How to calculate distance of shortest path when there is a flow in the river?

Question

I am trying to solve this question:

I have figured out a solution involving calculus, however there seems to be a much simpler solution that was provided with the question, as follows:

However, I can't for the life of me understand this solution? Can someone explain what is happening in this solution?

It appears that a distance diagram is being used: the top of the triangle represents the distance traveled by the flow of the river in time t (the velocity of the river is 4 m/s); the left side of the triangle represents the distance traveled by the boat in time t (the velocity of the boat is 1 m/s).

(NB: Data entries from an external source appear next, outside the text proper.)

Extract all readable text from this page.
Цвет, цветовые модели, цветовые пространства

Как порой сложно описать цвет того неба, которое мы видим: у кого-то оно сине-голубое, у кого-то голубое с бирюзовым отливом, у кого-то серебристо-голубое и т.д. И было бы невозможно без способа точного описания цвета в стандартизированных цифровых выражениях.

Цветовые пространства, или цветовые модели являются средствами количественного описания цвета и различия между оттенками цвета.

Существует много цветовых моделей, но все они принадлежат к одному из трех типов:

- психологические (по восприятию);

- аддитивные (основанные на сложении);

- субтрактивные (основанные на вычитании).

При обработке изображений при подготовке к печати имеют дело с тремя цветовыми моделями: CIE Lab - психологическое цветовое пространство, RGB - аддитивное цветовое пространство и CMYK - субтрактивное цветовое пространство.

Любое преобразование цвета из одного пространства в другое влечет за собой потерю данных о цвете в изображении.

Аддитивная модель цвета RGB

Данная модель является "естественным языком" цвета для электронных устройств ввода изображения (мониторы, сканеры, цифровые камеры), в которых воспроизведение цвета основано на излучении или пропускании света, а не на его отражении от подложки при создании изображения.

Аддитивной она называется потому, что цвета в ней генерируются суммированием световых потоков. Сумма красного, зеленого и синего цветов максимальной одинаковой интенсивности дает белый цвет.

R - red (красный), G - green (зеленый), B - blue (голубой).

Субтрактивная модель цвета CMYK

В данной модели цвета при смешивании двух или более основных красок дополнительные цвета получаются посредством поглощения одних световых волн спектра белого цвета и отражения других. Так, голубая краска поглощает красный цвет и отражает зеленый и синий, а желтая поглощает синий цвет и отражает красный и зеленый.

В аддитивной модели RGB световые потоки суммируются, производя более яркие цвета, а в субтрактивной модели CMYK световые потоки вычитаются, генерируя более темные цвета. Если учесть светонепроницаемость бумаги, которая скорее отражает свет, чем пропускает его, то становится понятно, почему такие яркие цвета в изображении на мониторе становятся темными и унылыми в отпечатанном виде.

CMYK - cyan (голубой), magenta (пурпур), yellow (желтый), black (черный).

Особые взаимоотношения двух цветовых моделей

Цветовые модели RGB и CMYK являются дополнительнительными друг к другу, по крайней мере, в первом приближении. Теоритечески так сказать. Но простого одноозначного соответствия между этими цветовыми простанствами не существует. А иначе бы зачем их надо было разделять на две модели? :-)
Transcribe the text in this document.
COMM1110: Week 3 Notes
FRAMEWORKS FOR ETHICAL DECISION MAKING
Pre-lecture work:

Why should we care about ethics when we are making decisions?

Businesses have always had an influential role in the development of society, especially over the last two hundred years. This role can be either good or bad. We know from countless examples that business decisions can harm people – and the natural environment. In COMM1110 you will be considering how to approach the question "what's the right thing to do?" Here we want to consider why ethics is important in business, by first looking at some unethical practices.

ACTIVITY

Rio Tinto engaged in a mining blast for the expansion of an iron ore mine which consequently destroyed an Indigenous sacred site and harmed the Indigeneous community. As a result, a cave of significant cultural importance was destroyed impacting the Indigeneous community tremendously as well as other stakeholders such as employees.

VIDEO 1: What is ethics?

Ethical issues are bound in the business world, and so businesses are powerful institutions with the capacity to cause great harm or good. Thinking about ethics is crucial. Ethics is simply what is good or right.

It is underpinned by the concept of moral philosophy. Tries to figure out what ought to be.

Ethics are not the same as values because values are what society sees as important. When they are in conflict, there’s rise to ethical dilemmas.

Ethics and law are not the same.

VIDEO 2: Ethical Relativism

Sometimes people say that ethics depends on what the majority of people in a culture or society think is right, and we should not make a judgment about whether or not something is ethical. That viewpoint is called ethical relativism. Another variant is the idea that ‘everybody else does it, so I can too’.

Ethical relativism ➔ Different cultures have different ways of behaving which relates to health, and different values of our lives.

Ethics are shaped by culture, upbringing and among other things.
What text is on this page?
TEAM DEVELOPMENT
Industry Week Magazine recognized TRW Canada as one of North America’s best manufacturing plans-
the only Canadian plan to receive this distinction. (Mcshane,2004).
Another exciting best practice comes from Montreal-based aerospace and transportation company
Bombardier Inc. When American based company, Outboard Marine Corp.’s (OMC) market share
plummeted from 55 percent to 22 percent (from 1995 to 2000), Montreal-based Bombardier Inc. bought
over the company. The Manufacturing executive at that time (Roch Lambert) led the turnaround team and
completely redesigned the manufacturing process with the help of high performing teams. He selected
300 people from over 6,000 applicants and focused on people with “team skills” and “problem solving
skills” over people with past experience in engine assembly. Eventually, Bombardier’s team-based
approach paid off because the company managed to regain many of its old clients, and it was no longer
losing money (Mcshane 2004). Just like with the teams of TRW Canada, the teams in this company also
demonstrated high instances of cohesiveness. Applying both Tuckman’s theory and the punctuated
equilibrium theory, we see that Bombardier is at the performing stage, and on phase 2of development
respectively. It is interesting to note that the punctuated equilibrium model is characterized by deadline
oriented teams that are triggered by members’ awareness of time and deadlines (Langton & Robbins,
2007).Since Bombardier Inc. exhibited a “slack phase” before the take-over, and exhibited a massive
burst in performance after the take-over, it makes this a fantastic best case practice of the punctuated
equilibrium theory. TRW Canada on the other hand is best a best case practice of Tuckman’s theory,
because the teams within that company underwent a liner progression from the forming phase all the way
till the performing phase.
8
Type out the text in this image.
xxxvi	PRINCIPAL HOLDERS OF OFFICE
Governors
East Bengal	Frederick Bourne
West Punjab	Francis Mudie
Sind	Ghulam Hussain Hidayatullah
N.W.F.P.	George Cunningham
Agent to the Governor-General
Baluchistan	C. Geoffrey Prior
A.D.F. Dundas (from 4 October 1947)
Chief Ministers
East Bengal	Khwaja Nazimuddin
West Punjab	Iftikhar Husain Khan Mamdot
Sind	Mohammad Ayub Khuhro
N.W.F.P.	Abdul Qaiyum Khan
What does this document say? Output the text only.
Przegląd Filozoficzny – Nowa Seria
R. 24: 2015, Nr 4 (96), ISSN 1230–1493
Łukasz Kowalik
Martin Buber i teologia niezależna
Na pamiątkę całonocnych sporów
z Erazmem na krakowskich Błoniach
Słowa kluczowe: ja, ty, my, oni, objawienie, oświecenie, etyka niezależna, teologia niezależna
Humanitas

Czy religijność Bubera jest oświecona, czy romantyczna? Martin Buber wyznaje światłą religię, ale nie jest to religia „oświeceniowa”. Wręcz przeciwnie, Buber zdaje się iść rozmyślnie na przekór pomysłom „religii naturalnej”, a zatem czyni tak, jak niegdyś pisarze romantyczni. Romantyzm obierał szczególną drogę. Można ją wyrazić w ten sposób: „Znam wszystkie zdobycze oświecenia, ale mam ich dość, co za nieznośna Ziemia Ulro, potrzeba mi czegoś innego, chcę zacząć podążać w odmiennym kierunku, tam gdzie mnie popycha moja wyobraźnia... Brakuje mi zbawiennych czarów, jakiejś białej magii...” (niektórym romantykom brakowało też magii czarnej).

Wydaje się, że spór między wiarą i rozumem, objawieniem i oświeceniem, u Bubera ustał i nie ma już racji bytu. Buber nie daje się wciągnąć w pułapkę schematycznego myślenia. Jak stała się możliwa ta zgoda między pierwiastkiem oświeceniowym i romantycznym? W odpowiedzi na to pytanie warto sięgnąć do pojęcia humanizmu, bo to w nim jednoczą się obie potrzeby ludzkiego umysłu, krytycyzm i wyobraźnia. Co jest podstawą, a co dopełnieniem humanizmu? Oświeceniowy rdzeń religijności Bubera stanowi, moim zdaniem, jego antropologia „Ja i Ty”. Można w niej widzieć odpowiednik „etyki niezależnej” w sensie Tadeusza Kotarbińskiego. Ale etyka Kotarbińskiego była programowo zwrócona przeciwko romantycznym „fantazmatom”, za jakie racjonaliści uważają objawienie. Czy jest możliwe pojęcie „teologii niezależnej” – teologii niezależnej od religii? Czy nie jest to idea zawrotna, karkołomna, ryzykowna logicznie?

This makes sense, however I can't understand the right side of the triangle, which represents the distance of the shortest path. How does this third side of the triangle represent the shortest distance? This is the part that is confusing me. If I can understand that, the rest of the solution is fairly straightforward.

Answer 1

The river is flowing from left to right, $\ t\ $ is the time the woman takes to go from one bank to the other, and hence the total distance she rows relative to the moving stream, and $\ \alpha\ $ is the angle which the direction she's pointing the boat makes with the opposite bank. During the time she takes to cross the river, it will carry her a distance $\ 4t\ $ downstream to the apex of the angle $\ \phi\ $. Thus, since the woman departs from the apex of the angle $\ \beta\ $, and arrives at the apex of the angle $\ \phi\ $, then the distance she has travelled relative to the land is $\ d\ $.

Since $\ d=\frac{60}{\sin\phi} $, then $\ d\ $ will be a minimum when $\ \sin\phi\ $ is a maximum, but since $\ \sin\phi=\frac{\sin\beta}{4}\ $, then $\ \sin\phi\ $ cannot exceed $\ \frac{1}{4}\ $, and it does have this value when $\ \beta=90^{\large\circ}\ $.

Answer 2

The Triangle Law of Vector Addition states that when two vectors are represented by two sides of a triangle in the same order then the third side of that triangle represents the resultant of the vectors. Note that the two vctors to be added must be placed head to tail.

Let $ \vec a $ denote the velocity of the boat in still water and $ \vec b $ denote the velocity of the water. If $ \vec v $ denotes the actual velocity of the boat, then $\vec v= \vec a+ \vec b$.

Suppose that the boat crosses the river by the shortest path in a time $t$. After a time $t$, let $ \vec x$ denote the displacement of the boat in still water and $ \vec y$ denote the displacement of the water. At this time, let $ \vec r$ denote the actual displacement of the boat due to the combined effect of the effort of the rower and the current in the river. Then
$$\vec r=\vec x+ \vec y$$.

By the Triangle Law, $ \vec x,\ \vec y\ and\ \vec r $ may be represented by the sides of a triangle.

$\vec y$ is easy to draw as it has magnitude $4t$ and is parallel to the bank.

Assuming that the river is flowing left to right, $\vec x$ must be in some random direction up the river but is of magnitude $1t$. By the Triangle Law, $\vec x$ and $\vec y$ must be drawn head to tail. The resultant displacement $\vec r$ must now be drawn from the starting point to the head of $\vec y$ and is of magnitude d, the actual distance travelled by the boat.

As the questioner has pointed out, the problem is straightforward after the triangle is correctly drawn and labelled. As $d =\frac{60}{sin\phi}$, d is a minimum when $sin \phi$ is a maximum. Then $sin \phi = \frac{sin \beta}{4}$ yields $( sin \phi) _{max} = \frac{1}{4}$. So $\frac {60}{d_{min}}= \frac{1}{4}$ gives $d_{min}= 240m$.

When applying the Triangle Law, note that if the two vectors to be added are cyclic, then the resultant must be anti-cyclic.